The R-U-A-Robot Dataset: Helping Avoid Chatbot Deception by Detecting User Questions About Human or Non-Human Identity
David Gros, Yu Li, and Zhou Yu

Humans are increasingly interacting with machines through language, sometimes in contexts where the user may not know they are talking to a machine (like over the phone or a text chatbot). We aim to understand how system designers and researchers might allow their systems to confirm its non-human identity. We collect over 2,500 phrasings related to the intent of “Are you a robot?”. This is paired with over 2,500 adversarially selected utterances where only confirming the system is non-human would be insufficient or disfluent. We compare classifiers to recognize the intent and discuss the precision/recall and model complexity tradeoffs. Such classifiers could be integrated into dialog systems to avoid undesired deception. We then explore how both a generative research model (Blender) as well as two deployed systems (Amazon Alexa, Google Assistant) handle this intent, finding that systems often fail to confirm their nonhuman identity. Finally, we try to understand what a good response to the intent would be, and conduct a user study to compare the important aspects when responding to this intent.

 

On the Generation of Medical Dialogs for COVID-19
Meng Zhou, Zechen Li, Bowen Tan, Guangtao Zeng, Wenmian Yang, Xuehai He, Zeqian Ju, Subrato Chakravorty, Shu Chen, Xingyi Yang, Yichen Zhang, Qingyang Wu, Zhou Yu, Kun Xu, Eric Xing, and Pengtao Xie

Under the pandemic of COVID-19, people experiencing COVID19-related symptoms or exposed to risk factors have a pressing need to consult doctors. Due to hospital closure, a lot of consulting services have been moved online. Because of the shortage of medical professionals, many people cannot receive online consultations timely. To address this problem, we aim to develop a medical dialogue system that can provide COVID19-related consultations. We collected two dialogue datasets – CovidDialog – (in English and Chinese respectively) containing conversations between doctors and patients about COVID-19. On these two datasets, we train several dialogue generation models based on Transformer, GPT, and BERT-GPT. Since the two COVID-19 dialogue datasets are small in size, which bear high risk of overfitting, we leverage transfer learning to mitigate data deficiency. Specifically, we take the pretrained models of Transformer, GPT, and BERT-GPT on dialog datasets and other large-scale texts, then finetune them on our CovidDialog datasets.

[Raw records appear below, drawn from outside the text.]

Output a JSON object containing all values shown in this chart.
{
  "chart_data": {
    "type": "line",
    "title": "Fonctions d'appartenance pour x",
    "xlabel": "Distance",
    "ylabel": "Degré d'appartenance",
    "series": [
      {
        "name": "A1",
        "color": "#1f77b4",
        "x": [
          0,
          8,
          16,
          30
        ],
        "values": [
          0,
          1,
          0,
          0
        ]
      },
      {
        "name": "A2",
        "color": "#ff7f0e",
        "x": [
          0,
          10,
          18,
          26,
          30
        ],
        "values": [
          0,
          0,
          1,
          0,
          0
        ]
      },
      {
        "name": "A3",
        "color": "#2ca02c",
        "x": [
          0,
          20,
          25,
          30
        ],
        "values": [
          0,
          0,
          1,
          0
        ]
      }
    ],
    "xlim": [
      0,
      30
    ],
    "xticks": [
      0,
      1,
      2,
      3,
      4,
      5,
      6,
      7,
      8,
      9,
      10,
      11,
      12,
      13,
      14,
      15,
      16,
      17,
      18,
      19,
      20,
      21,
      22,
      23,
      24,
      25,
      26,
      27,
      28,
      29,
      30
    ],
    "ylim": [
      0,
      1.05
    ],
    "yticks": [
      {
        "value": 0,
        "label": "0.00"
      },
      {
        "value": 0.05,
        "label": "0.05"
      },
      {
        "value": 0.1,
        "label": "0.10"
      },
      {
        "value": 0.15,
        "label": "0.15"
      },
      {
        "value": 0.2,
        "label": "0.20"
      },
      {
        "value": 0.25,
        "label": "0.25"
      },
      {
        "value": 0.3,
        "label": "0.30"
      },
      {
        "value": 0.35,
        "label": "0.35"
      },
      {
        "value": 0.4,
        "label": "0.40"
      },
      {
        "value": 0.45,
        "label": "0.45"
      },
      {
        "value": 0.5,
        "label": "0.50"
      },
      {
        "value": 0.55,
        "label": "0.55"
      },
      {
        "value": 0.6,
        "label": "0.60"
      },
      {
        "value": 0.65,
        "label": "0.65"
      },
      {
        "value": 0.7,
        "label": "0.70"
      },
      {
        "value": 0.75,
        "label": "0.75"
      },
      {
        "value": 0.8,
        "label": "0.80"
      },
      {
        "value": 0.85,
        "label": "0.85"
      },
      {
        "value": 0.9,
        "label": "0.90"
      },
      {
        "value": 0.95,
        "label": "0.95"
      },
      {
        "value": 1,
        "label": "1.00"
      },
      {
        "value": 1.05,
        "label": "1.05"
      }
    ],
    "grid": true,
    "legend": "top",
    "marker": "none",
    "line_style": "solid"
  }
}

Experiments demonstrate that these approaches are promising in generating meaningful medical dialogues about COVID-19. But more advanced approaches are needed to build a fully useful dialogue system that can offer accurate COVID-related consultations. The data and code are available at https://github.com/UCSD-AI4H/COVID-Dialogue

 

PRAL: A Tailored Pre-Training Model for Task-Oriented Dialog Generation
Jing Gu, Qingyang Wu, Chongruo Wu, Weiyan Shi, and Zhou Yu

The recent success of large pre-trained language models such as BERT and GPT-2 has suggested the effectiveness of incorporating language priors in down-stream dialog generation tasks. However, the performance of pre-trained models on dialog task is not as optimal as expected. In this paper, we propose a Pre-trained Role Alternating Language model (PRAL), designed specifically for taskoriented conversational systems. We adopt ARDM (Wu et al., 2019) that models two speakers separately. We also design several techniques, such as start position randomization, knowledge distillation and history discount to improve pre-training performance. We introduce a task-oriented dialog pretraining dataset by cleaning 13 existing data sets. We test PRAL on three different downstream tasks. The results show that PRAL performs better or on par with the state-of-the-art methods.